I thought about turning back and re-tracing the broken trail I had just traversed with such difficulty, but I knew with a terrible certainty that if I tried that, I would die. My hands were cramping up like claws and would be almost useless. My arms and legs were shaking and I was absolutely sure that I would fall if I tried to go back across three or four more of those muddy vertical rock faces, especially in the dark.

So I gathered my strength and continued on across the field of boulders, crawling like an ant, an insignificant dot on the flank of a mountain. I was impressed by the immense forces that had raised these rocks thousands of feet into the sky in the first place and now had torn down the mountainside. I finally made it across into the trees, winded, cold, and feeling at the end of my strength, but now there was a different problem. Where was the trail? There was no sign of it. Vague paths seemed to lead me deeper into darkness, into brambles, into impenetrable cool thickets like those surrounding cursed castles in fairy tales. I stumbled up and down the mountainside, my face and hands scratched by branches, hoping to intersect with the true path, but getting more and more hopelessly lost and frantic as night crept near. I had to get out of there. I knew it was a very bad idea to attempt to spend the night in the forest, unprepared. People die of exposure out here all the time. I noticed for the first time that air on a mountain flows at different times of day like a mass of water. Cold air seemed to be rushing downhill all around me, flooding the bottomless canyon and chilling my blood, dragging my spirits further down.

I dread that word "lost" and tried to deny it to myself, but I had to admit it. A whole host of unfamiliar sensations and thoughts came over me as I watched the shadows of the black trees march down the canyons. My heart pounded, my hands shook.

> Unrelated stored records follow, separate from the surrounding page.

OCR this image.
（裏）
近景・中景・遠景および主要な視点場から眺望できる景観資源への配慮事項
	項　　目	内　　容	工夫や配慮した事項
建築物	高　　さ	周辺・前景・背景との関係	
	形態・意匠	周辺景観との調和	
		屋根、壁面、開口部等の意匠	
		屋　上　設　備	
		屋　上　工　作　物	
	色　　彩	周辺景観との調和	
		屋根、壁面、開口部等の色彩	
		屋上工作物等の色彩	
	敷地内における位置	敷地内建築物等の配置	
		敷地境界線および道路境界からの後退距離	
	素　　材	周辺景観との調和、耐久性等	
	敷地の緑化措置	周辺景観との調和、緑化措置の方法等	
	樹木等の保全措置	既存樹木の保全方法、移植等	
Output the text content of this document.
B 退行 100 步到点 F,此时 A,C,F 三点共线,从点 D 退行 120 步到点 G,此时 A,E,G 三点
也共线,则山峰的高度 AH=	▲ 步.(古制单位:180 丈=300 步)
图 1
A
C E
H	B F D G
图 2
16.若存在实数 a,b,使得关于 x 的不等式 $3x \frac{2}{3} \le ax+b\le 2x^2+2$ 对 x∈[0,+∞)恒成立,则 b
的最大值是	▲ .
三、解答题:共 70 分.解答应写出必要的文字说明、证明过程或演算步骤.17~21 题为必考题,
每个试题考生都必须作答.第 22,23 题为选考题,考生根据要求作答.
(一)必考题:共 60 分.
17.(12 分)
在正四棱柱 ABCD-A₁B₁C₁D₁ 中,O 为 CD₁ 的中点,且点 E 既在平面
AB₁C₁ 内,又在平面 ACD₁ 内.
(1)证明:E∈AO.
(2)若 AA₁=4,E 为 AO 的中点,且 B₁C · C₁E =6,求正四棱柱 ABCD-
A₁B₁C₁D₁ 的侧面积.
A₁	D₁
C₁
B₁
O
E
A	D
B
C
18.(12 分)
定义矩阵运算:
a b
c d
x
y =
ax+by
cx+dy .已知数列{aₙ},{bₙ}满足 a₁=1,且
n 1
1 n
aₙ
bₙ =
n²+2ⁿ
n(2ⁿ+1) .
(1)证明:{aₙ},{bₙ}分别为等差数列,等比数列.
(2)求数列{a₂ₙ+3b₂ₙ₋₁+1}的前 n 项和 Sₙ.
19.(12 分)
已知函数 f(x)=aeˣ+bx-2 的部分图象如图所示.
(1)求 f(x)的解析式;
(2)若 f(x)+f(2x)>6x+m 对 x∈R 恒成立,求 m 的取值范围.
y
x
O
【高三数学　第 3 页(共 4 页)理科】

The forest seemed to be speaking to me, pleading with me, calling to me. "Come," it said in a witch's voice of a million leaves rasping together. "Here is an easy end to your pain. Join us! Jump! Take a run and launch yourself off this cliff into this canyon. It will all be over in an instant. We'll take care of everything." And oddly enough, that plea sounded appealing and reasonable to some part of me, the part that was terrified, the part that just wanted this awful moment to be over.

But another sliver of my brain stepped back, and recognized that I was experiencing the common human psychological state known as panic. The Greeks, with their talent for naming things, called it panic because they believed it was a visit from the nature god Pan, goat-footed, flute-playing Pan, who can inspire mortals but also has the power to terrify them, overwhelming their senses with the awesome forces at his command, causing them to do foolish things and die.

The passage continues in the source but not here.